O mercado de trabalho sempre foi um cenário de oportunidades e desafios. No entanto, para muitas mulheres, especialmente aquelas que são mães, a jornada pode ser marcada por preconceito e exclusão. Rafaella Ranulfo, influenciadora digital, formada em jornalismo e estudante de psicologia positiva, compartilha sua experiência pessoal sobre como foi o processo de descobrir que estava grávida e permanecer inserida no mercado de trabalho.
“Durante muito tempo ouvi falar sobre a inclusão, mas só senti na pele quando me deparei com o dilema: carreira ou maternidade?”, relata Rafaella, ao descrever o momento em que engravidou aos 20 anos, enquanto estava em meio ao processo de graduação e desenvolvimento profissional. “O medo de perder meu emprego por ser jovem e mãe me cercou”, ela lembra, explicando a tensão de equilibrar seu progresso profissional com a chegada de seu bebê.
Rafaella descreve o impacto que a licença-maternidade tem na carreira das mulheres, citando uma pesquisa da Fundação Getúlio Vargas (FGV) que revelou que quase metade das mulheres (48%) perde seus empregos após esse período. “Esse cenário de exclusão social sempre me preocupou”, diz ela, destacando os efeitos negativos do preconceito, que vão desde a redução de funções e exclusão de projetos até o tratamento diferenciado por parte de chefes e colegas de trabalho.
Para Rafaella, a experiência de ser demitida no dia em que voltou ao trabalho, com a justificativa de que agora ela teria tempo para cuidar da filha, foi especialmente dolorosa. “Eu não precisava ficar off do mundo corporativo para cuidar da minha filha. E eu não era menos capaz por ter me tornado mãe”, ela destaca, ressaltando como a maternidade, em vez de ser um impedimento, geralmente aumenta a determinação das mulheres.
De acordo com Rodrigo de Aquino, especialista em psicologia positiva e felicidade corporativa, as mulheres muitas vezes são impedidas de ter um florescimento pessoal e profissional por conta de preconceitos. “Como a mulher pode florescer e ter sua saúde mental preservada em espaços que sofrem todo tipo de assédio, são silenciadas e recebem 25,3% menos que seus pares masculinos? Como podem ser felizes se não encontram segurança psicológica, acolhimento e respeito? Sem contar a falta de apoio social, já que são elas que fazem girar a Cultura e Economia do Cuidado!”, questiona o especialista.

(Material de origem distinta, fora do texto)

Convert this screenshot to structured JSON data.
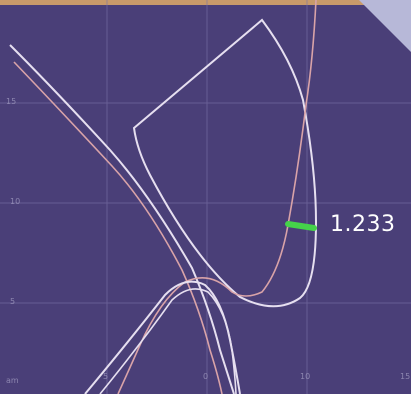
{
  "plot": {
    "background": "#4a3f78",
    "grid_color": "#7b71a8",
    "curve_color_light": "#e6dff0",
    "curve_color_pink": "#d9a3a8",
    "marker_color": "#45d34a"
  },
  "readout": {
    "value": "1.233"
  },
  "axes": {
    "y_ticks": [
      "15",
      "10",
      "5"
    ],
    "x_ticks": [
      "am",
      "5",
      "0",
      "10",
      "15"
    ]
  }
}
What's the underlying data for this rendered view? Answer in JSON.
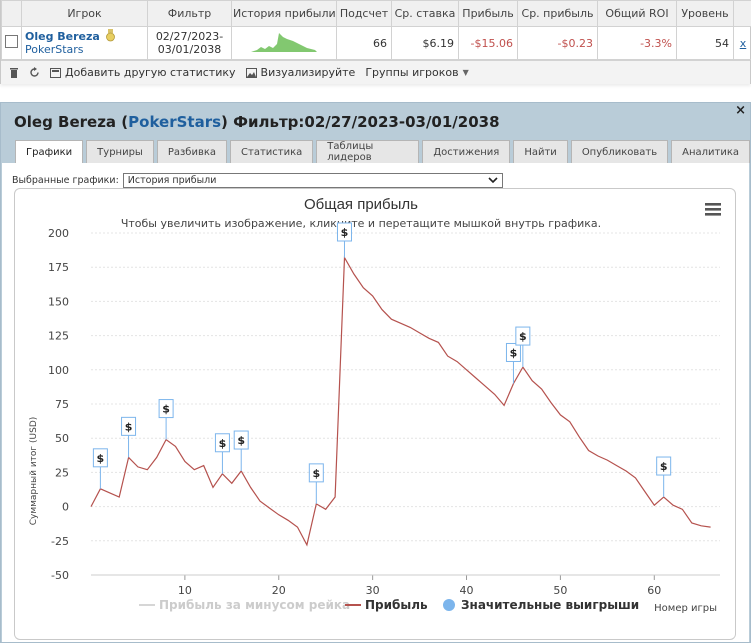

A influenciadora acredita que mudanças estruturais nas empresas são essenciais para corrigir esse cenário. Ela sugere medidas como conscientização, flexibilidade no trabalho, políticas de igualdade, programas de apoio para mães e uma cultura organizacional mais inclusiva. “Conscientizar líderes e colaboradores sobre os desafios enfrentados pelas mães é crucial”, afirma Rafaella, sublinhando a importância de uma abordagem mais humana e compreensiva nas empresas. Além disso, ela sugere a criação de redes de apoio para que as mães se sintam mais acolhidas no ambiente de trabalho. Em complemento, Rodrigo que é especialista em felicidade corporativa, propõe oferecer horários flexíveis e opções de trabalho remoto para facilitar a rotina das mulheres, bem como garantir igualdade de direitos e benefícios para mães e pais.

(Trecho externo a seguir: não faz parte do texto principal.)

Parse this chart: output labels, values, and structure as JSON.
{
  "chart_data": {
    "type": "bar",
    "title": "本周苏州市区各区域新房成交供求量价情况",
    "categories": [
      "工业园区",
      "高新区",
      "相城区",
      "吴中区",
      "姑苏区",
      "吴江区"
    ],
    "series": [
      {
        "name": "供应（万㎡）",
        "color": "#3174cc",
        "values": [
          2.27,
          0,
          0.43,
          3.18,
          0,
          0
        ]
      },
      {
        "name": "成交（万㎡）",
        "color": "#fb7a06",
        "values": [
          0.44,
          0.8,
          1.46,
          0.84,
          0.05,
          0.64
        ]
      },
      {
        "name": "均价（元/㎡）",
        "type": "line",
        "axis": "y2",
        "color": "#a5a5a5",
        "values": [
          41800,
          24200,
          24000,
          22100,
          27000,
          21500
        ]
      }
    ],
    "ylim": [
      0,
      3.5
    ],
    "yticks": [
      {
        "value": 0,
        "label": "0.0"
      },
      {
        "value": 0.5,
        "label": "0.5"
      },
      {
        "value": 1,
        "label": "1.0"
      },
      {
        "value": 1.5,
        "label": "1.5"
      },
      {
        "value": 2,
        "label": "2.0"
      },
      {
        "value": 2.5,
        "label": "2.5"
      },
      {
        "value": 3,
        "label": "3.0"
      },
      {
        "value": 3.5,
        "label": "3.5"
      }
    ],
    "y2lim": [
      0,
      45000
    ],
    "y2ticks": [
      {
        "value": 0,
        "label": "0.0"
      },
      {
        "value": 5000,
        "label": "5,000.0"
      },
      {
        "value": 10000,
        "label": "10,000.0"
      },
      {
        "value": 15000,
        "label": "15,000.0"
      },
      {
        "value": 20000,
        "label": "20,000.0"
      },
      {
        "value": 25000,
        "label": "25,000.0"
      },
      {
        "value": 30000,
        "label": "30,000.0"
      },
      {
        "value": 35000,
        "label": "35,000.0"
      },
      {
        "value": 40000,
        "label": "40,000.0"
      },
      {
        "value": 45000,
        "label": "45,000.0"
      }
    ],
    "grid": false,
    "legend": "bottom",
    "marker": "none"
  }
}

Por fim, a influenciadora que cria conteúdos em suas redes sobre lifestyle e maternidade, destaca fatores como resiliência emocional e alta capacidade em adquirir novas habilidades das mulheres mães, argumentando que ao reconhecer essas competências, as empresas não apenas beneficiam suas funcionárias, mas também promovem a diversidade e fortalecem suas equipes. “Sempre admirei a força das mulheres quando se tornam mães. É hora de romper com os estereótipos e construir um mercado de trabalho mais inclusivo e igualitário”, conclui.